US deal maker may swoop to save bust Coryton

An American deal maker, who made his name in the 1990s by investing in struggling businesses such as Eurotunnel and Euro disney, has emerged as a potential saviour of the Coryton refinery.

Gary Klesch is the first suitor to publicly declare an interest in Coryton since the Essex refinery, which supplies a fifth of the petrol consumed in London and the South-east, went bust on Monday night.

Mr Klesch, who runs his family investment firm Klesch & Co from London and Geneva, is also considering buying two other refineries in the same group as Coryton. All three are up for sale after their Swiss parent company, Petroplus, filed for insolvency this week.
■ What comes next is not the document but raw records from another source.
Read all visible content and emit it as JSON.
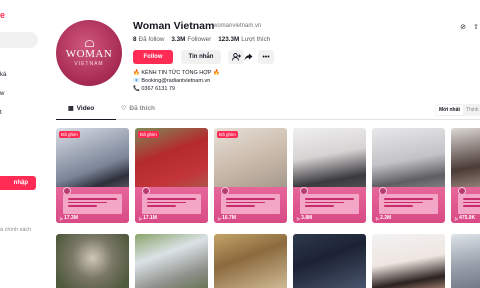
{
  "sidebar": {
    "items": [
      {
        "label": "ká"
      },
      {
        "label": "w"
      },
      {
        "label": "t"
      }
    ],
    "login_label": "nhập",
    "footer_label": "à chính sách"
  },
  "profile": {
    "name": "Woman Vietnam",
    "handle": "womanvietnam.vn",
    "avatar_logo": "WOMAN",
    "avatar_sub": "VIETNAM",
    "following_count": "8",
    "following_label": "Đã follow",
    "followers_count": "3.3M",
    "followers_label": "Follower",
    "likes_count": "123.3M",
    "likes_label": "Lượt thích",
    "follow_button": "Follow",
    "message_button": "Tin nhắn",
    "bio": [
      "🔥 KÊNH TIN TỨC TỔNG HỢP 🔥",
      "📧 Booking@radiantvietnam.vn",
      "📞 0367 6131 79"
    ]
  },
  "tabs": [
    {
      "label": "Video",
      "icon": "grid-icon"
    },
    {
      "label": "Đã thích",
      "icon": "heart-lock-icon"
    }
  ],
  "sort": {
    "options": [
      "Mới nhất",
      "Thịnh"
    ]
  },
  "videos": [
    {
      "pinned": "Đã ghim",
      "views": "17.3M"
    },
    {
      "pinned": "Đã ghim",
      "views": "17.1M"
    },
    {
      "pinned": "Đã ghim",
      "views": "16.7M"
    },
    {
      "pinned": "",
      "views": "3.8M"
    },
    {
      "pinned": "",
      "views": "2.2M"
    },
    {
      "pinned": "",
      "views": "475.9K"
    }
  ],
  "colors": {
    "accent": "#fe2c55",
    "pink_banner": "#e6679a",
    "avatar_bg": "#a52a52"
  }
}
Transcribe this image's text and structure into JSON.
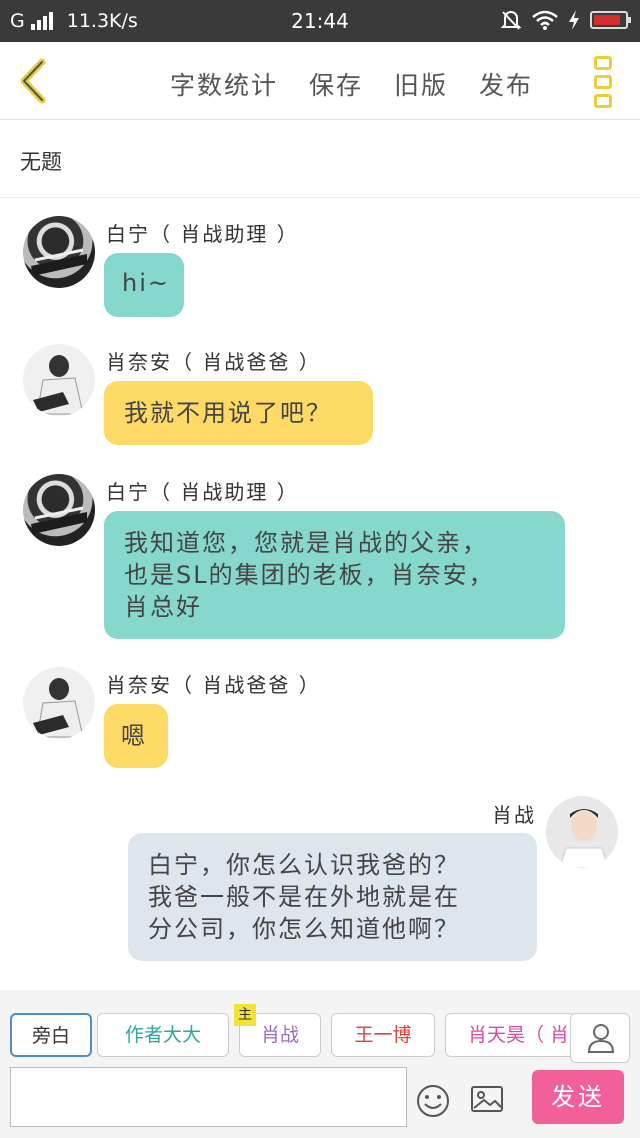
{
  "status_bar": {
    "network": "G",
    "speed": "11.3K/s",
    "time": "21:44"
  },
  "toolbar": {
    "items": [
      "字数统计",
      "保存",
      "旧版",
      "发布"
    ]
  },
  "title": "无题",
  "messages": [
    {
      "name": "白宁（ 肖战助理 ）",
      "text": "hi~",
      "color": "#86d8cc"
    },
    {
      "name": "肖奈安（ 肖战爸爸 ）",
      "text": "我就不用说了吧？",
      "color": "#fdda66"
    },
    {
      "name": "白宁（ 肖战助理 ）",
      "text_lines": [
        "我知道您，您就是肖战的父亲，",
        "也是SL的集团的老板，肖奈安，",
        "肖总好"
      ],
      "color": "#86d8cc"
    },
    {
      "name": "肖奈安（ 肖战爸爸 ）",
      "text": "嗯",
      "color": "#fdda66"
    },
    {
      "name": "肖战",
      "text_lines": [
        "白宁，你怎么认识我爸的？",
        "我爸一般不是在外地就是在",
        "分公司，你怎么知道他啊？"
      ],
      "color": "#dde6ec"
    }
  ],
  "roles": {
    "items": [
      {
        "label": "旁白",
        "color": "#333333"
      },
      {
        "label": "作者大大",
        "color": "#2aa89a"
      },
      {
        "label": "肖战",
        "color": "#9b6bc4"
      },
      {
        "label": "王一博",
        "color": "#d9443a"
      },
      {
        "label": "肖天昊（ 肖",
        "color": "#d94aa0"
      }
    ],
    "host_badge": "主"
  },
  "composer": {
    "input_value": "",
    "send_label": "发送"
  }
}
He reiterated his aim to build a refining empire yesterday at a time when traditional players such as BP are reducing their interest. Refineries are struggling as rising oil prices and falling petrol consumption squeeze industry profits. "I don't think the market will change in the short term. We're taking a longer-term view of this," he said.
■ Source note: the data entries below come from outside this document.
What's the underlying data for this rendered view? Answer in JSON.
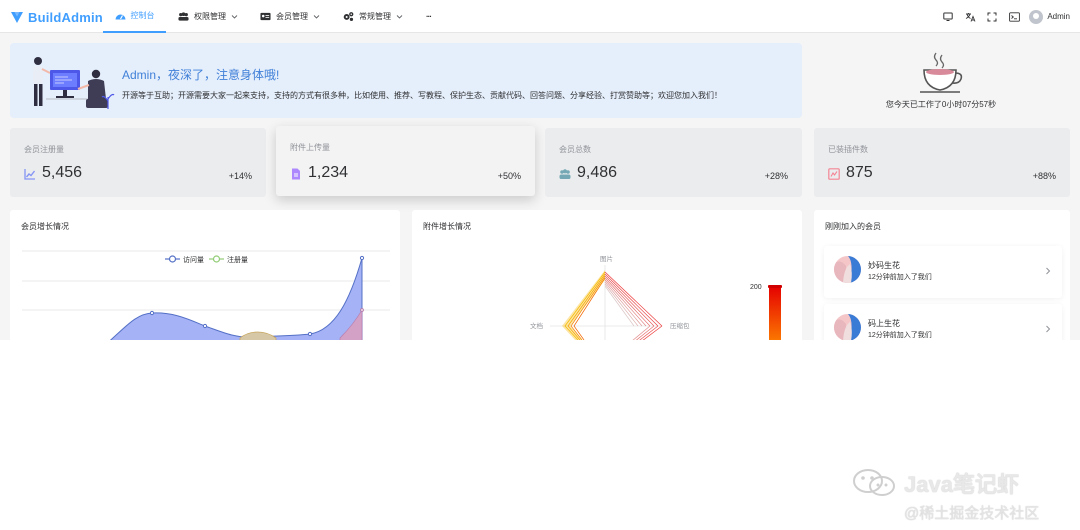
{
  "app": {
    "name": "BuildAdmin"
  },
  "nav": {
    "items": [
      {
        "label": "控制台",
        "icon": "dashboard-icon",
        "active": true
      },
      {
        "label": "权限管理",
        "icon": "users-icon",
        "dropdown": true
      },
      {
        "label": "会员管理",
        "icon": "id-card-icon",
        "dropdown": true
      },
      {
        "label": "常规管理",
        "icon": "cogs-icon",
        "dropdown": true
      },
      {
        "label": "···",
        "icon": "more-icon"
      }
    ],
    "tools": [
      "monitor-icon",
      "translate-icon",
      "fullscreen-icon",
      "terminal-icon"
    ],
    "user": "Admin"
  },
  "welcome": {
    "title": "Admin，夜深了，注意身体哦!",
    "desc": "开源等于互助；开源需要大家一起来支持，支持的方式有很多种，比如使用、推荐、写教程、保护生态、贡献代码、回答问题、分享经验、打赏赞助等；欢迎您加入我们！"
  },
  "worktime": {
    "text": "您今天已工作了0小时07分57秒"
  },
  "stats": [
    {
      "title": "会员注册量",
      "value": "5,456",
      "change": "+14%",
      "icon": "line-chart-icon",
      "color": "#8595f4"
    },
    {
      "title": "附件上传量",
      "value": "1,234",
      "change": "+50%",
      "icon": "file-icon",
      "color": "#ae89fe"
    },
    {
      "title": "会员总数",
      "value": "9,486",
      "change": "+28%",
      "icon": "users-icon",
      "color": "#74a8b5"
    },
    {
      "title": "已装插件数",
      "value": "875",
      "change": "+88%",
      "icon": "plugin-icon",
      "color": "#f48595"
    }
  ],
  "panels": {
    "member_growth": {
      "title": "会员增长情况",
      "legend": [
        "访问量",
        "注册量"
      ]
    },
    "attachment_growth": {
      "title": "附件增长情况",
      "labels": [
        "图片",
        "文档",
        "压缩包"
      ],
      "scale_max": "200"
    },
    "new_members": {
      "title": "刚刚加入的会员"
    }
  },
  "members": [
    {
      "name": "妙码生花",
      "time": "12分钟前加入了我们"
    },
    {
      "name": "码上生花",
      "time": "12分钟前加入了我们"
    }
  ],
  "watermark": {
    "line1": "Java笔记虾",
    "line2": "@稀土掘金技术社区"
  },
  "chart_data": {
    "type": "area",
    "title": "会员增长情况",
    "series": [
      {
        "name": "访问量",
        "color": "#5470c6"
      },
      {
        "name": "注册量",
        "color": "#91cc75"
      }
    ]
  }
}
"Capacity is coming out of the market. That's good; it means there will be a more rational environment," he added.

He bought the Heide refinery in Germany from Shell in August 2010 and has held takeover discussions with a series of other operations since, including Total's Lindsey oil refinery.

After a two-day suspension of deliveries Coryton resumed sales of the petrol, diesel and jet fuel it produces yesterday.